A decir verdad, no ha sido el presidente de EA para nada original ni en el uso del nombre ni en la manifestación del desprecio. También Xabier Arzalluz se refirió, hacia el final de su carrera, al mismo período con análoga denominación e idéntico sentimiento. «La de Ardanza -vino a declarar- fue una época de estancamiento, que no queremos repetir». Pensaba, claro está, el líder jeltzale en la escasa cosecha de frutos soberanistas que, según él, su partido habría recogido durante el mandato de aquel lehendakari. Y el propio Juan José Ibarretxe, sucesor en este último cargo, ha dejado entrever en múltiples ocasiones que el de Ardanza es ese «pasado» del que afirma querer huir como de la peste. La «era Ardanza» parece así haberse convertido, para el soberanismo hoy imperante en amplios sectores del nacionalismo, en uno de esos períodos negros que todo país atraviesa en su historia y cuyo recuerdo desea borrar de su memoria colectiva.
Basta, sin embargo, con pulsar el sentir común de la gente, sin recurrir siquiera a sofisticados sondeos de opinión, para constatar en cuán gran medida contrasta todo este desprecio acumulado en las filas soberanistas con el notable aprecio que la ciudadanía alberga hacia el mismo período. Más aún. No es en absoluto descabellado anticipar que el juicio que la historia emita sobre esos años sancionará como acertado este parecer de la gente común y condenará por sectaria aquella valoración de los citados líderes nacionalistas. Ya hoy, sin esperar a la sedimentación que requiere el juicio histórico, se ha consolidado en la sociedad un consenso que no se atrevería a negarle a la «era Ardanza» al menos tres logros que le parecen, desde la corta perspectiva de que dispone, de capital importancia.

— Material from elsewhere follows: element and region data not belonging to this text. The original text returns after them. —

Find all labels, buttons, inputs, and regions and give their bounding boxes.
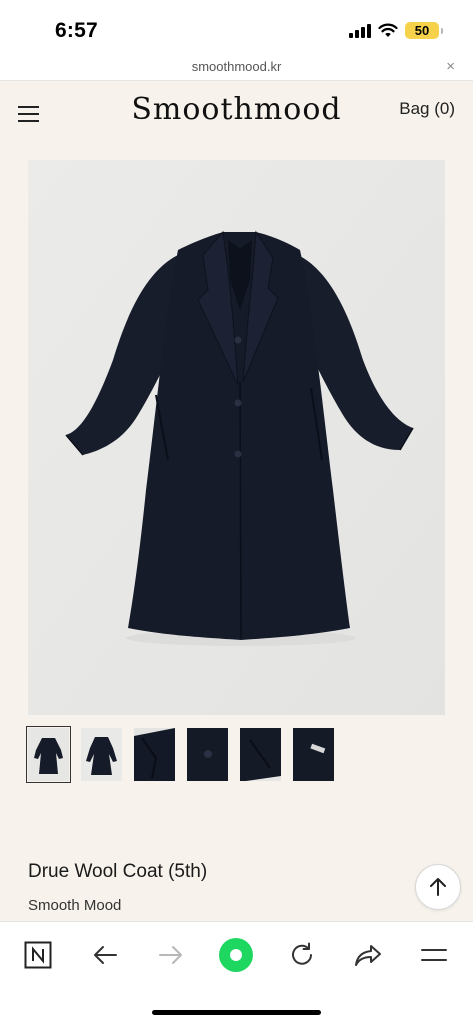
thumbnail-collar-detail[interactable] xyxy=(134,728,175,781)
back-button[interactable] xyxy=(85,935,125,975)
thumbnail-coat-front[interactable] xyxy=(26,726,71,783)
home-indicator[interactable] xyxy=(152,1010,321,1015)
status-time: 6:57 xyxy=(55,19,98,42)
product-title: Drue Wool Coat (5th) xyxy=(28,861,208,882)
battery-level: 50 xyxy=(414,23,430,38)
battery-icon: 50 xyxy=(405,22,439,39)
menu-button[interactable] xyxy=(414,935,454,975)
refresh-icon xyxy=(292,942,312,965)
thumbnail-button-detail[interactable] xyxy=(187,728,228,781)
forward-arrow-icon xyxy=(159,946,182,964)
browser-bottom-bar xyxy=(0,921,473,1024)
thumbnail-label-detail[interactable] xyxy=(293,728,334,781)
coat-illustration xyxy=(28,160,445,715)
site-header: Smoothmood Bag (0) xyxy=(0,82,473,144)
status-bar: 6:57 50 xyxy=(0,0,473,58)
scroll-to-top-button[interactable] xyxy=(415,864,461,910)
close-icon[interactable]: × xyxy=(446,58,455,75)
wifi-icon xyxy=(378,23,398,37)
green-dot-button[interactable] xyxy=(216,935,256,975)
naver-home-button[interactable] xyxy=(18,935,58,975)
menu-lines-icon xyxy=(421,949,447,961)
green-dot-icon xyxy=(219,938,253,972)
arrow-up-icon xyxy=(430,878,446,896)
battery-nub xyxy=(441,27,443,34)
share-button[interactable] xyxy=(348,935,388,975)
bag-link[interactable]: Bag (0) xyxy=(399,99,455,119)
back-arrow-icon xyxy=(94,946,117,964)
thumbnail-strip xyxy=(26,726,334,783)
thumbnail-coat-front-alt[interactable] xyxy=(81,728,122,781)
url-bar[interactable]: smoothmood.kr × xyxy=(0,58,473,81)
refresh-button[interactable] xyxy=(282,935,322,975)
product-main-image[interactable] xyxy=(28,160,445,715)
status-icons: 50 xyxy=(349,22,443,39)
product-brand[interactable]: Smooth Mood xyxy=(28,897,121,914)
naver-n-icon xyxy=(24,941,52,969)
forward-button[interactable] xyxy=(151,935,191,975)
thumbnail-pocket-detail[interactable] xyxy=(240,728,281,781)
share-icon xyxy=(355,945,381,966)
url-text[interactable]: smoothmood.kr xyxy=(0,59,473,74)
signal-icon xyxy=(349,23,371,38)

El primero de ellos es, sin duda, la estabilidad institucional. Sólidas mayorías parlamentarias sostuvieron a todos aquellos gobiernos y les permitieron funcionar sin sobresaltos y transmitir a la ciudadanía una sensación de enorme seguridad. La gente sabía a qué atenerse. Se produjeron leyes importantes y los presupuestos anuales se aprobaron sin tener que recurrir a triquiñuelas reglamentarias o confiar en ausencias imprevistas. Fueron, en fin, gobiernos predecibles. Lo menos que cualquier gobierno debe garantizar, pero, precisamente por ello, lo que más añora la sociedad vasca actual.

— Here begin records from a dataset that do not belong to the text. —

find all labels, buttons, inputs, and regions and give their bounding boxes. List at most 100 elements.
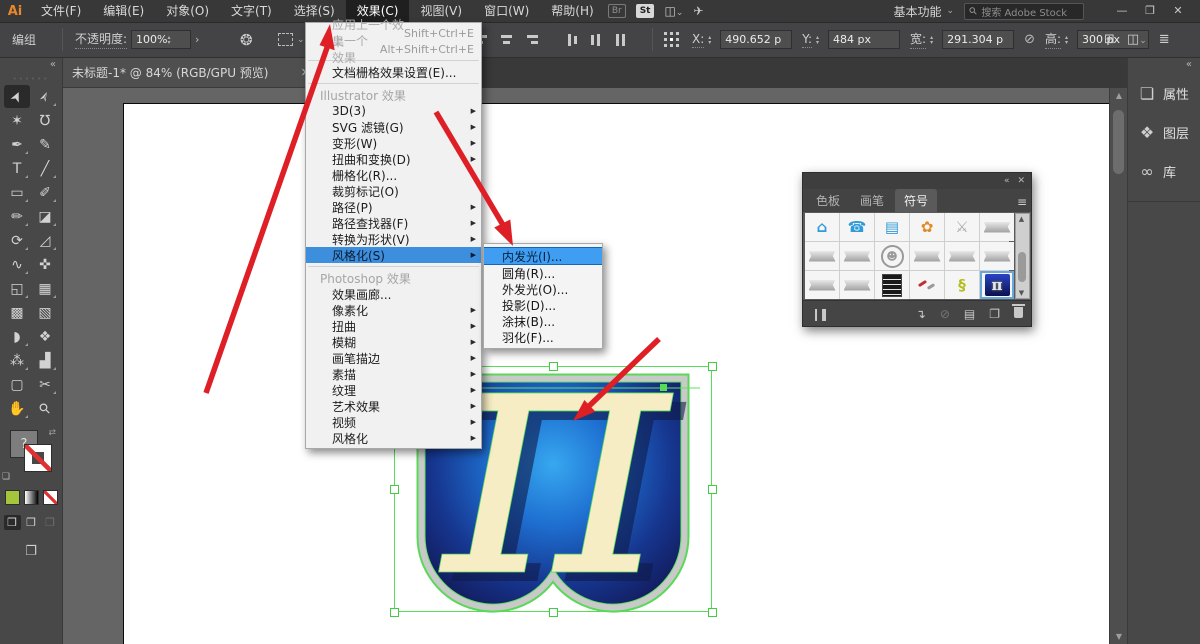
panel-tab-色板[interactable]: 色板 xyxy=(807,189,849,212)
field-label[interactable]: X: xyxy=(692,32,704,48)
perspective-grid-tool[interactable]: ▦ xyxy=(32,277,58,300)
stock-search-input[interactable]: ⚲ 搜索 Adobe Stock xyxy=(964,3,1084,20)
symbol-banner[interactable] xyxy=(945,242,979,270)
arrange-documents-icon[interactable]: ◫⌄ xyxy=(664,4,683,18)
align-right-icon[interactable] xyxy=(522,33,540,47)
new-symbol-icon[interactable]: ❐ xyxy=(989,307,1000,321)
effects-menu-item-24[interactable]: 纹理▶ xyxy=(306,382,481,398)
default-fill-stroke-icon[interactable]: ❏ xyxy=(2,472,10,482)
scroll-down-icon[interactable]: ▼ xyxy=(1016,289,1027,297)
shape-builder-tool[interactable]: ◱ xyxy=(4,277,30,300)
toolbar-collapse-icon[interactable]: « xyxy=(0,57,62,75)
spinner-icon[interactable]: ▴▾ xyxy=(1065,35,1073,45)
symbol-house[interactable]: ⌂ xyxy=(805,213,839,241)
opacity-label[interactable]: 不透明度: xyxy=(75,30,127,49)
spinner-icon[interactable]: ▴▾ xyxy=(816,35,824,45)
stylize-menu-item-3[interactable]: 投影(D)... xyxy=(484,297,602,313)
symbol-sprayer-tool[interactable]: ⁂ xyxy=(4,349,30,372)
unlink-dimensions-icon[interactable]: ⊘ xyxy=(1024,32,1035,47)
screen-mode-icon[interactable]: ❐ xyxy=(0,544,62,559)
field-label[interactable]: 宽: xyxy=(910,30,926,49)
menubar-item-6[interactable]: 视图(V) xyxy=(409,0,473,22)
distribute-right-icon[interactable] xyxy=(612,33,630,47)
none-swatch[interactable] xyxy=(43,490,58,505)
distribute-center-icon[interactable] xyxy=(588,33,606,47)
align-center-icon[interactable] xyxy=(498,33,516,47)
line-segment-tool[interactable]: ╱ xyxy=(32,157,58,180)
break-symbol-link-icon[interactable]: ⊘ xyxy=(940,307,950,321)
symbol-banner[interactable] xyxy=(910,242,944,270)
gradient-swatch[interactable] xyxy=(24,490,39,505)
selection-handle[interactable] xyxy=(549,608,558,617)
restore-button[interactable]: ❐ xyxy=(1136,0,1164,22)
symbol-pi[interactable]: π xyxy=(980,271,1014,299)
symbol-dna[interactable]: § xyxy=(945,271,979,299)
swap-fill-stroke-icon[interactable]: ⇄ xyxy=(48,428,56,438)
vertical-scrollbar[interactable]: ▲ ▼ xyxy=(1109,88,1128,644)
draw-normal-icon[interactable]: ❒ xyxy=(4,515,21,530)
lasso-tool[interactable]: ℧ xyxy=(32,109,58,132)
symbol-banner[interactable] xyxy=(980,242,1014,270)
effects-menu-item-20[interactable]: 扭曲▶ xyxy=(306,318,481,334)
column-graph-tool[interactable]: ▟ xyxy=(32,349,58,372)
stylize-menu-item-1[interactable]: 圆角(R)... xyxy=(484,265,602,281)
symbol-banner[interactable] xyxy=(840,271,874,299)
effects-menu-item-25[interactable]: 艺术效果▶ xyxy=(306,398,481,414)
stylize-menu-item-5[interactable]: 羽化(F)... xyxy=(484,329,602,345)
zoom-tool[interactable]: ⚲ xyxy=(32,397,58,420)
panel-tab-符号[interactable]: 符号 xyxy=(895,189,937,212)
shaper-tool[interactable]: ✏ xyxy=(4,205,30,228)
dock-collapse-icon[interactable]: « xyxy=(1128,57,1200,74)
workspace-switcher[interactable]: 基本功能 ⌄ xyxy=(893,3,954,20)
effects-menu-item-19[interactable]: 像素化▶ xyxy=(306,302,481,318)
symbol-portrait[interactable]: ☻ xyxy=(875,242,909,270)
opacity-slider-arrow-icon[interactable]: › xyxy=(195,33,199,46)
effects-menu-item-12[interactable]: 路径(P)▶ xyxy=(306,199,481,215)
stroke-color-swatch[interactable] xyxy=(24,444,52,472)
bridge-badge-icon[interactable]: Br xyxy=(608,4,626,18)
recolor-artwork-icon[interactable]: ❂ xyxy=(240,22,253,57)
menubar-item-8[interactable]: 帮助(H) xyxy=(540,0,604,22)
field-input[interactable]: 484 px xyxy=(828,30,900,49)
paintbrush-tool[interactable]: ✐ xyxy=(32,181,58,204)
effects-menu-item-13[interactable]: 路径查找器(F)▶ xyxy=(306,215,481,231)
magic-wand-tool[interactable]: ✶ xyxy=(4,109,30,132)
hand-tool[interactable]: ✋ xyxy=(4,397,30,420)
selection-handle[interactable] xyxy=(390,485,399,494)
symbol-paint-smears[interactable] xyxy=(910,271,944,299)
effects-menu-item-8[interactable]: 变形(W)▶ xyxy=(306,135,481,151)
field-label[interactable]: Y: xyxy=(802,32,812,48)
symbols-scrollbar[interactable]: ▲ ▼ xyxy=(1015,213,1030,299)
document-tab[interactable]: 未标题-1* @ 84% (RGB/GPU 预览) ✕ xyxy=(62,57,320,87)
dock-item-2[interactable]: ∞库 xyxy=(1128,152,1200,191)
scroll-up-icon[interactable]: ▲ xyxy=(1016,215,1027,223)
symbol-banner[interactable] xyxy=(805,271,839,299)
pen-tool[interactable]: ✒ xyxy=(4,133,30,156)
stock-badge-icon[interactable]: St xyxy=(636,4,655,18)
effects-menu-item-9[interactable]: 扭曲和变换(D)▶ xyxy=(306,151,481,167)
curvature-tool[interactable]: ✎ xyxy=(32,133,58,156)
scroll-up-icon[interactable]: ▲ xyxy=(1110,91,1128,100)
symbol-crossed-ribbons[interactable]: ⚔ xyxy=(945,213,979,241)
type-tool[interactable]: T xyxy=(4,157,30,180)
symbol-banner[interactable] xyxy=(980,213,1014,241)
effects-menu-item-3[interactable]: 文档栅格效果设置(E)... xyxy=(306,64,481,80)
color-swatch[interactable] xyxy=(5,490,20,505)
selection-handle[interactable] xyxy=(708,608,717,617)
symbol-libraries-icon[interactable]: ❙❚ xyxy=(811,307,827,321)
blend-tool[interactable]: ❖ xyxy=(32,325,58,348)
direct-selection-tool[interactable]: ➣ xyxy=(32,85,58,108)
panel-tab-画笔[interactable]: 画笔 xyxy=(851,189,893,212)
menubar-item-0[interactable]: 文件(F) xyxy=(30,0,92,22)
opacity-input[interactable]: 100% ▴▾ xyxy=(131,30,191,49)
panel-menu-icon[interactable]: ≡ xyxy=(1017,195,1027,212)
gradient-tool[interactable]: ▧ xyxy=(32,301,58,324)
selection-handle[interactable] xyxy=(708,362,717,371)
symbol-nutrition-label[interactable] xyxy=(875,271,909,299)
scrollbar-thumb[interactable] xyxy=(1113,110,1124,174)
draw-behind-icon[interactable]: ❒ xyxy=(23,515,40,530)
gpu-performance-icon[interactable]: ✈ xyxy=(693,4,703,18)
panel-close-icon[interactable]: ✕ xyxy=(1017,176,1025,186)
field-label[interactable]: 高: xyxy=(1045,30,1061,49)
scroll-down-icon[interactable]: ▼ xyxy=(1110,632,1128,641)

El segundo logro consiste en el entendimiento entre diferentes que aquella etapa supuso y fomentó. No es que se hiciera de la necesidad virtud, sino que se supo transformar en virtud lo que nació de la necesidad. La pluralidad de la sociedad se convirtió en auténtico pluralismo político. El diálogo y el acuerdo entre las diversas sensibilidades nacionales que coexisten en el país tomaron cuerpo real y operativo en las instituciones. No dejaron de sentirse en éstas las tensiones, pero se evitó, al menos, que se trasladaran a la sociedad en forma de abierta confrontación. Comenzó a hacerse explícito un nuevo discurso político que fomentaba entre los ciudadanos un sentimiento de nacionalidad compartida y de pertenencia común.
El tercer logro ha de situarse en el diagnóstico, también común y compartido, que se hizo de la naturaleza del terrorismo a través del Acuerdo de Ajuria Enea. La definición de aquél como fruto del fanatismo y del totalitarismo, y no cómo expresión de un conflicto político irresuelto, fue el punto de partida para diseñar y desarrollar una estrategia democrática que superó las endémicas divisiones que hasta entonces se daban entre nacionalistas y no nacionalistas.
Estos son precisamente los logros que han quedado arruinados, uno tras otro, por la actitud de quienes desprecian lo que ellos mismos llaman «era Ardanza». Frente a ellos han erigido una nueva estrategia de acumulación de fuerzas abertzales, de enfrentamiento entre las diferentes sensibilidades nacionales y de confusión ante el terrorismo que la sociedad entiende como una vuelta -ésta sí- a un pasado más remoto que el de Ardanza y del que creía haberse liberado.